Overall, I’d say use gearing and pipe length same as x30 as a starting point and then work on the engine from there with compression, ignition advance and perhaps eve ln play with exhaust port height with base gaskets.

What fuel options do you have?

27mm I think was the spec for the leopard in some cases… long time ago though.

Other valuable information to have would be the min RPM, not just max. It does seem like the X30 has a lot on your leopard currently, knowing min RPM will give you more information than top.

Here in the US when we had the mixed TaG class at the national level, X30 and Leopard competed evenly with just a 5lb weight difference. Shouldn’t take much to make them even; they already are quite close.

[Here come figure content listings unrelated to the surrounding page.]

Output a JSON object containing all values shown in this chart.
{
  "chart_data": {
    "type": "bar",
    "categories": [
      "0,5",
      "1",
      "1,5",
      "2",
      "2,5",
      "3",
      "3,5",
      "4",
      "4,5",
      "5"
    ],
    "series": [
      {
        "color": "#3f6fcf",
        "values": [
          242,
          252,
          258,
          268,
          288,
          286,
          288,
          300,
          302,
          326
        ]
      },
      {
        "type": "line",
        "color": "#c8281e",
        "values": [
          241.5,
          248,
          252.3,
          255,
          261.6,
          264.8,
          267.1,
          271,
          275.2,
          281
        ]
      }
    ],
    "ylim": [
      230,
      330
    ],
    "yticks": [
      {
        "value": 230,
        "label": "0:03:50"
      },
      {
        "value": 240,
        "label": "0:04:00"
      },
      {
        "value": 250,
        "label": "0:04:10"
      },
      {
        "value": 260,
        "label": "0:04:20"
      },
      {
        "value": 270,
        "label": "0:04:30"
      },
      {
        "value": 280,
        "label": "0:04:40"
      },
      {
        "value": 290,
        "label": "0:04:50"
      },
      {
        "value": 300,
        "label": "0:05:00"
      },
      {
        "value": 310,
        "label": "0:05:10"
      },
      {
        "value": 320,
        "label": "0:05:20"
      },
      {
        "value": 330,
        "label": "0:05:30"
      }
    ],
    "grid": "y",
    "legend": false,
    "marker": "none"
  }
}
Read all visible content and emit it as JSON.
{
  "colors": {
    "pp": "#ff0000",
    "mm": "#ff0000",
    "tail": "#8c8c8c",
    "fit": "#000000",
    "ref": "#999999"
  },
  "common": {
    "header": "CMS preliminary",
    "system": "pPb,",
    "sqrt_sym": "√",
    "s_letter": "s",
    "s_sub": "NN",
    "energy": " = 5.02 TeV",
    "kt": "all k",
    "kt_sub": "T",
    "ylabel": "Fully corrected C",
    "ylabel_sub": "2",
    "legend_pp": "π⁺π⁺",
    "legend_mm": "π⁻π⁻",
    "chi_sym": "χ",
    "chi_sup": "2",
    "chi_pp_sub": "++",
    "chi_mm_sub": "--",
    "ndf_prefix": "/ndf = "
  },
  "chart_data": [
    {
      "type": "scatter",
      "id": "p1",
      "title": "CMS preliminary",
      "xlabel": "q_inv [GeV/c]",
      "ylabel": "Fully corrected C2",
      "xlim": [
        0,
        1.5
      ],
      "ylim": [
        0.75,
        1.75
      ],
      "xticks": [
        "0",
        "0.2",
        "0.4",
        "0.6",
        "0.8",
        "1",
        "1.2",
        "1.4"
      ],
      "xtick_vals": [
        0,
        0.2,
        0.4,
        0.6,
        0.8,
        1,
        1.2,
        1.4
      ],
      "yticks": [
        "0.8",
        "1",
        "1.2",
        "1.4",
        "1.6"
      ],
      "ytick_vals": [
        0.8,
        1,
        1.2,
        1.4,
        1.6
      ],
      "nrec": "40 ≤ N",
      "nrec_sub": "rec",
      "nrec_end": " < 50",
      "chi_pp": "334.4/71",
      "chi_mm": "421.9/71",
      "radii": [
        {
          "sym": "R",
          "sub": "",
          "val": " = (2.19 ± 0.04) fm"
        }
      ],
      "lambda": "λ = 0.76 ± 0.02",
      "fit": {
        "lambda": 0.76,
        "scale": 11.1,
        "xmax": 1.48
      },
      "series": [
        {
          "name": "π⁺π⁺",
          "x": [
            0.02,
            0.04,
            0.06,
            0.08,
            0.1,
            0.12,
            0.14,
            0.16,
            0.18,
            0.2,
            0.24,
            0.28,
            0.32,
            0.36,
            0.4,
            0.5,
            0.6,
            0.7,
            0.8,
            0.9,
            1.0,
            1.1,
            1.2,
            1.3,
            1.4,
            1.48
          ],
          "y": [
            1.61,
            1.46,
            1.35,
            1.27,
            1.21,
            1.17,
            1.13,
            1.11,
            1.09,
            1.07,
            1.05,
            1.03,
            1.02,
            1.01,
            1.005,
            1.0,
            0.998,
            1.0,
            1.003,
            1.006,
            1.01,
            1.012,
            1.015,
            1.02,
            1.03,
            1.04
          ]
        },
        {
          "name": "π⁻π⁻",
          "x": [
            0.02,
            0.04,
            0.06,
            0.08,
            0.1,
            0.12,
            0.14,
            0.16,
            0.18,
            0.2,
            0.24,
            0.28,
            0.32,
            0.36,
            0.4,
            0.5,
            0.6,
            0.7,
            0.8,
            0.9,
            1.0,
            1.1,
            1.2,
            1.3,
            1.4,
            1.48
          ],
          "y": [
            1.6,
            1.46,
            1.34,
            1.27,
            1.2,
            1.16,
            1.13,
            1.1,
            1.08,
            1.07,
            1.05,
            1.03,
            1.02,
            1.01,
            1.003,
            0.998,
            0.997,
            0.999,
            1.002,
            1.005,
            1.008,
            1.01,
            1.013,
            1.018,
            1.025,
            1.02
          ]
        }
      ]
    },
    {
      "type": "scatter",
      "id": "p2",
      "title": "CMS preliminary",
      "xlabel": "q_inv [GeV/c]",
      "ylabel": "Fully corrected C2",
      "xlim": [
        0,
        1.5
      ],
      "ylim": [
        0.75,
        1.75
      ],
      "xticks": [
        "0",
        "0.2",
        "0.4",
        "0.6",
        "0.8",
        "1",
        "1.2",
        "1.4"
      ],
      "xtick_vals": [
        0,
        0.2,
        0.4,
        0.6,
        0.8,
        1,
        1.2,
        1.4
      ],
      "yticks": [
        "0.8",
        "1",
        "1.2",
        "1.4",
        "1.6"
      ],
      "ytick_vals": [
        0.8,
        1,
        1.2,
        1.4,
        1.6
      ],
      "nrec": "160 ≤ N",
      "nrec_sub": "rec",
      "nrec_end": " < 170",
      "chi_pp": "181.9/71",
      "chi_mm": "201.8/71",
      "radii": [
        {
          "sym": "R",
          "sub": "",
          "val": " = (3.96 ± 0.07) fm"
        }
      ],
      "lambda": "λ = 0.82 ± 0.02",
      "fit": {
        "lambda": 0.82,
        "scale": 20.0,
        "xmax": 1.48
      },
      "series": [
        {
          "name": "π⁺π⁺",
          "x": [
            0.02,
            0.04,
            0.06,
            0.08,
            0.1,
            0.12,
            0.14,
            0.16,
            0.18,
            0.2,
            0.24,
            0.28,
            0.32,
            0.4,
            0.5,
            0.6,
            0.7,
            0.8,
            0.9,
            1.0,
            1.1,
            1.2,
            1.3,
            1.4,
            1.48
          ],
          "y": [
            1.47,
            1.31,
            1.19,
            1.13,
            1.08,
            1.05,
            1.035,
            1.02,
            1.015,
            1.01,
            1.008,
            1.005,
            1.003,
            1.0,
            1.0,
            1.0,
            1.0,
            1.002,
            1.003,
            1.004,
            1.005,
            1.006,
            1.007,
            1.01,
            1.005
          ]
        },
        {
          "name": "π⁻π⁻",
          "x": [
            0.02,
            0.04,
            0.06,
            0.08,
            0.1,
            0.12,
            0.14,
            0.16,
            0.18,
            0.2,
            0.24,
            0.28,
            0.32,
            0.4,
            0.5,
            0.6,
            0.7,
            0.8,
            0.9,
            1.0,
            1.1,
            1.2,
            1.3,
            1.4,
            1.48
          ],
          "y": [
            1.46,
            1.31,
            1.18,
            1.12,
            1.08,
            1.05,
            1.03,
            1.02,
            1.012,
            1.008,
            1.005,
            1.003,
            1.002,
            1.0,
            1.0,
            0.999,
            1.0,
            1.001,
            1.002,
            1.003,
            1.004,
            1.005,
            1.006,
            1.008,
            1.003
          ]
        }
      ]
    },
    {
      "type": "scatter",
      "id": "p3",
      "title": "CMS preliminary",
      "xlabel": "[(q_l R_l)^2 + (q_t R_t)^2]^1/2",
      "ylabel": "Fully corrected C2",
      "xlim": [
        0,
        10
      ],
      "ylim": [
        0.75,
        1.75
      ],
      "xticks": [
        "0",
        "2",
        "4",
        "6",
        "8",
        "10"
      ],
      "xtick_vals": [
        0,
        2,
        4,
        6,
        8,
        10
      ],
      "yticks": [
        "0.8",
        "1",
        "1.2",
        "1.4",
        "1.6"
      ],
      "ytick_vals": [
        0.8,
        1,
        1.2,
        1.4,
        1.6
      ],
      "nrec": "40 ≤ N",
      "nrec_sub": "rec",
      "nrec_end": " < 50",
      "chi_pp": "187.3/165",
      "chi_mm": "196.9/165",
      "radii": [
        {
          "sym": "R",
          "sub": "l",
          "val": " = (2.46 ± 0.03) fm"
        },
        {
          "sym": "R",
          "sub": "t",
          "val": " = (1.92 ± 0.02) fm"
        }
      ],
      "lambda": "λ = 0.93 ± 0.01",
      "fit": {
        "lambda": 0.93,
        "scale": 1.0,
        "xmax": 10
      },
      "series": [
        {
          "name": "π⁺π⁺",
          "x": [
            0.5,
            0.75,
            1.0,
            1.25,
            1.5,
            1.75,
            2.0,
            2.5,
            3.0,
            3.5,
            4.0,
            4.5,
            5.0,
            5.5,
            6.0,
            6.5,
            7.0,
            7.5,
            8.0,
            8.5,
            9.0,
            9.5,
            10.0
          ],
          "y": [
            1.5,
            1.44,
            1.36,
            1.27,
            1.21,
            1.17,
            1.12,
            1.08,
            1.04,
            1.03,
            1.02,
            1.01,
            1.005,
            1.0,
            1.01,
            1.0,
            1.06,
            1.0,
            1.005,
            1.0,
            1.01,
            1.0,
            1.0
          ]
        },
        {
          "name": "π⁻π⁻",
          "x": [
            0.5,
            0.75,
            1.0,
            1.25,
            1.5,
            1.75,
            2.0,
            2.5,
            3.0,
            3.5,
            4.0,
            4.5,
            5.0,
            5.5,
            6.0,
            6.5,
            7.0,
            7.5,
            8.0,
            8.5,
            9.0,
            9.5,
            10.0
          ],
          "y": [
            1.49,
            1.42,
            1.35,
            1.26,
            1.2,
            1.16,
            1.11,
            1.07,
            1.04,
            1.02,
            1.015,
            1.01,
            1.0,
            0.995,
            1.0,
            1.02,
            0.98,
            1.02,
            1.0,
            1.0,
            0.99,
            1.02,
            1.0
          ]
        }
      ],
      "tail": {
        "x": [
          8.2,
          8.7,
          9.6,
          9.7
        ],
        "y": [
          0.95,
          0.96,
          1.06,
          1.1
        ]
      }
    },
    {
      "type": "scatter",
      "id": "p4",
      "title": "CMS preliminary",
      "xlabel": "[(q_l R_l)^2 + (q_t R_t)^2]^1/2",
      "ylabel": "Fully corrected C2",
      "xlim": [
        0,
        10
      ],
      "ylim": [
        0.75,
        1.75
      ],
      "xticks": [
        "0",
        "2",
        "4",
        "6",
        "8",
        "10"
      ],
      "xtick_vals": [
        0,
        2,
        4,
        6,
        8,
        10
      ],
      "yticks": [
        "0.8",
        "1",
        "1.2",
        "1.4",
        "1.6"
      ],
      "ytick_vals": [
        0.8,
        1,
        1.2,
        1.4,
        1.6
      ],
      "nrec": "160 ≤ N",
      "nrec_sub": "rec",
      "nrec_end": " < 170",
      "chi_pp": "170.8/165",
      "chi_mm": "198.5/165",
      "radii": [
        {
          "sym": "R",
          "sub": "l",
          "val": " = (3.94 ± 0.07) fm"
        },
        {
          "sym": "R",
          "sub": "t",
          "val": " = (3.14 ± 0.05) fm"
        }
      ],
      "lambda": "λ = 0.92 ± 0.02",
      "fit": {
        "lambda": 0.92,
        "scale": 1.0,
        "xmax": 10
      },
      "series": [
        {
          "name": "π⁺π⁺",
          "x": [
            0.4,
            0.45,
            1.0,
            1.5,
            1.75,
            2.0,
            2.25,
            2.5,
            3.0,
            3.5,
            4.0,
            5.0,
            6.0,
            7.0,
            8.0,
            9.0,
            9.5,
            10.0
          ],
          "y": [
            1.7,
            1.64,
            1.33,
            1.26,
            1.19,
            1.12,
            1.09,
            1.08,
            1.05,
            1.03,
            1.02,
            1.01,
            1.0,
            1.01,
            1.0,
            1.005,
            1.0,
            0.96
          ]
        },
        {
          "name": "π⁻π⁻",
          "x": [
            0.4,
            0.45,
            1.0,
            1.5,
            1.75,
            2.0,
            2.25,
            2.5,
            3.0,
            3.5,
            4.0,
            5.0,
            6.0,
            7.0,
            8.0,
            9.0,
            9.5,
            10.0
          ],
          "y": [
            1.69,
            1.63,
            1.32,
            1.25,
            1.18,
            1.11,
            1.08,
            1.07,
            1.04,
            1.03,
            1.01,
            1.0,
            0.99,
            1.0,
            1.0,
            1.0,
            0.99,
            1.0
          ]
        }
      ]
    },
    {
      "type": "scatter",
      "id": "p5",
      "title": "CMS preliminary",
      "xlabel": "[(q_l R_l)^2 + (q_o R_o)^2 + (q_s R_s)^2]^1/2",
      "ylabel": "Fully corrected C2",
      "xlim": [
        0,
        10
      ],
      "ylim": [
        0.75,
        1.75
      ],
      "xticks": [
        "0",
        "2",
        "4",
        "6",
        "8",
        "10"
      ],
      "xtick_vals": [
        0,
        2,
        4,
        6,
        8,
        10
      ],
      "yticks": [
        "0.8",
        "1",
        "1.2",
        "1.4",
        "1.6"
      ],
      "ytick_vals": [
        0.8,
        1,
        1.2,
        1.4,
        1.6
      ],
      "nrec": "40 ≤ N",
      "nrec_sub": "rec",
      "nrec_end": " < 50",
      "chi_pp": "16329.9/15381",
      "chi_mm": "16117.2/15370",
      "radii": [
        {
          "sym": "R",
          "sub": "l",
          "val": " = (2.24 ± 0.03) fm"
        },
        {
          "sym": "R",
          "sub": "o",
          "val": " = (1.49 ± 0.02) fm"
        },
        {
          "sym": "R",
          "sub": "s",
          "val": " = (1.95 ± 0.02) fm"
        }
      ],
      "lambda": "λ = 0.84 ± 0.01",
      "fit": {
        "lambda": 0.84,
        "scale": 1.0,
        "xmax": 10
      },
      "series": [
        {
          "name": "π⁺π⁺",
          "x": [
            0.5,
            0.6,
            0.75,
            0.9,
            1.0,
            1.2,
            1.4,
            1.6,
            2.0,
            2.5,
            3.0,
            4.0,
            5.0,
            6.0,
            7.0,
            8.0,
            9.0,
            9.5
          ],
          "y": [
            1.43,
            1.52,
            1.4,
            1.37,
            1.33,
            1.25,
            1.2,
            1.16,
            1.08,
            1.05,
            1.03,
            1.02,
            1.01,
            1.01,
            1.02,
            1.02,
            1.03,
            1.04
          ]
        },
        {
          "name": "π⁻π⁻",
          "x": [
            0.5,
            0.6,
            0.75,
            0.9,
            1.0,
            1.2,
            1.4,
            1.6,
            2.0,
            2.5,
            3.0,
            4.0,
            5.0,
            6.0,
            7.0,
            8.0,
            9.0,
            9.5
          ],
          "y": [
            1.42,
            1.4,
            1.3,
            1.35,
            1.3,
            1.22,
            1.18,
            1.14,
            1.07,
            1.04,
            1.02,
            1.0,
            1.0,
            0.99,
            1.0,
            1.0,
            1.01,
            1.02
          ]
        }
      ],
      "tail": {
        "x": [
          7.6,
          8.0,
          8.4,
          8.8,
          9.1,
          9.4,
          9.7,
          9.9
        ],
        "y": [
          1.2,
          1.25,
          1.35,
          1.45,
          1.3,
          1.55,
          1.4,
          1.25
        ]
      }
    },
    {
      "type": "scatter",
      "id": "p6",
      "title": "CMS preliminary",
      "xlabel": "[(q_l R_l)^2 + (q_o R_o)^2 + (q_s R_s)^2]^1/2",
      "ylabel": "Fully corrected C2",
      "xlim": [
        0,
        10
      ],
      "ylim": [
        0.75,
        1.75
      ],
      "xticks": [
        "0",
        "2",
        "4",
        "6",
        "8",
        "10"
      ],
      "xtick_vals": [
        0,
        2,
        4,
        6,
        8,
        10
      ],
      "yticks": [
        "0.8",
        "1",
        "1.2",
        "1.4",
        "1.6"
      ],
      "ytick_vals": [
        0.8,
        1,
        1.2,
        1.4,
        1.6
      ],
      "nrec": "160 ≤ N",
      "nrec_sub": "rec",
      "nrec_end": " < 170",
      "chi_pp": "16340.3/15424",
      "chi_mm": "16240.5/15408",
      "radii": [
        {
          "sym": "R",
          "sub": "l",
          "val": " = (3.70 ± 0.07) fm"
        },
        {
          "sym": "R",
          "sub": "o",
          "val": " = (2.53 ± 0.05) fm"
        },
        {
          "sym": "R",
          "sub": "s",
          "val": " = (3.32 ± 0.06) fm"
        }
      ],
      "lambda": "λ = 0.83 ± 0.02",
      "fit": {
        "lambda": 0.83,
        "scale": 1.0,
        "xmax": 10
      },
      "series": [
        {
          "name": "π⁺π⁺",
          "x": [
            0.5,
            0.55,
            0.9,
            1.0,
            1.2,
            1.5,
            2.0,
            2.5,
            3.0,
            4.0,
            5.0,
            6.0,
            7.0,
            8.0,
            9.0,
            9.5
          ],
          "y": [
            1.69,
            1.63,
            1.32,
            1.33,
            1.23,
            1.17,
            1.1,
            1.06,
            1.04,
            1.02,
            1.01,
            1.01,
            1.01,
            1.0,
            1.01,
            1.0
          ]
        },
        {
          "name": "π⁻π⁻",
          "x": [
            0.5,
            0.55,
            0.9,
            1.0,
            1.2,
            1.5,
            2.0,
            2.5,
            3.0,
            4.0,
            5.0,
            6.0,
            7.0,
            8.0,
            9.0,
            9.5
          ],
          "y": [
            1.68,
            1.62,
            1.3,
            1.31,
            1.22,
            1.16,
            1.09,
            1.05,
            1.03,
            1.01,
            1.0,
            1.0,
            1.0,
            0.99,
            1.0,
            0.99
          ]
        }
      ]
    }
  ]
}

The Leopard will excel on tighter tracks with longer straights and the X30 will excel in more flowing tracks.

We regularly ran Leopard at 17k or more RPMs, no problem. 16k should be about the minimum you run.

I just had a peek into the stronger X30 data logs, their 120km/h claims were a bit optimistic, 117 was the highest speed were mine was 112-113.

The slowest corner on the track is about 50km/h where my Leopard is at 7780 rpm. I try to attach my rpm plot across the track to this post.

My ignition advance is stock, if I want to change it I’ll have to file the mounting holes of the stator or use an offset key. But that would shift the whole curve, which I don’t know would be safe/beneficial.

Fuelwise I have acces to 98 octane (sadly enough in Belgium it has 5% ethanol in it) to wich I add 1/16 (6%)two stroke oil as per Iame manual for the Leopard.

I use the thin base gasket, so my port openings are a bit retarded and compression a bit higher. Never done any port timing changes, since I haven’t got a clue what would be beneficial.

Fuel trim feels pretty spot on, EGT climbs constantly on the long straights without dropping to a max of 640 degrees C ( I read somewhere 660C is the limit before risking seizing the piston)

My airfilter box has the intake holes at the top, slanted about 30 degrees. I think having these vertical with sort of velocity stack shape would push in a bit more air at high speed, maybe minimal, but it would be an easy mod.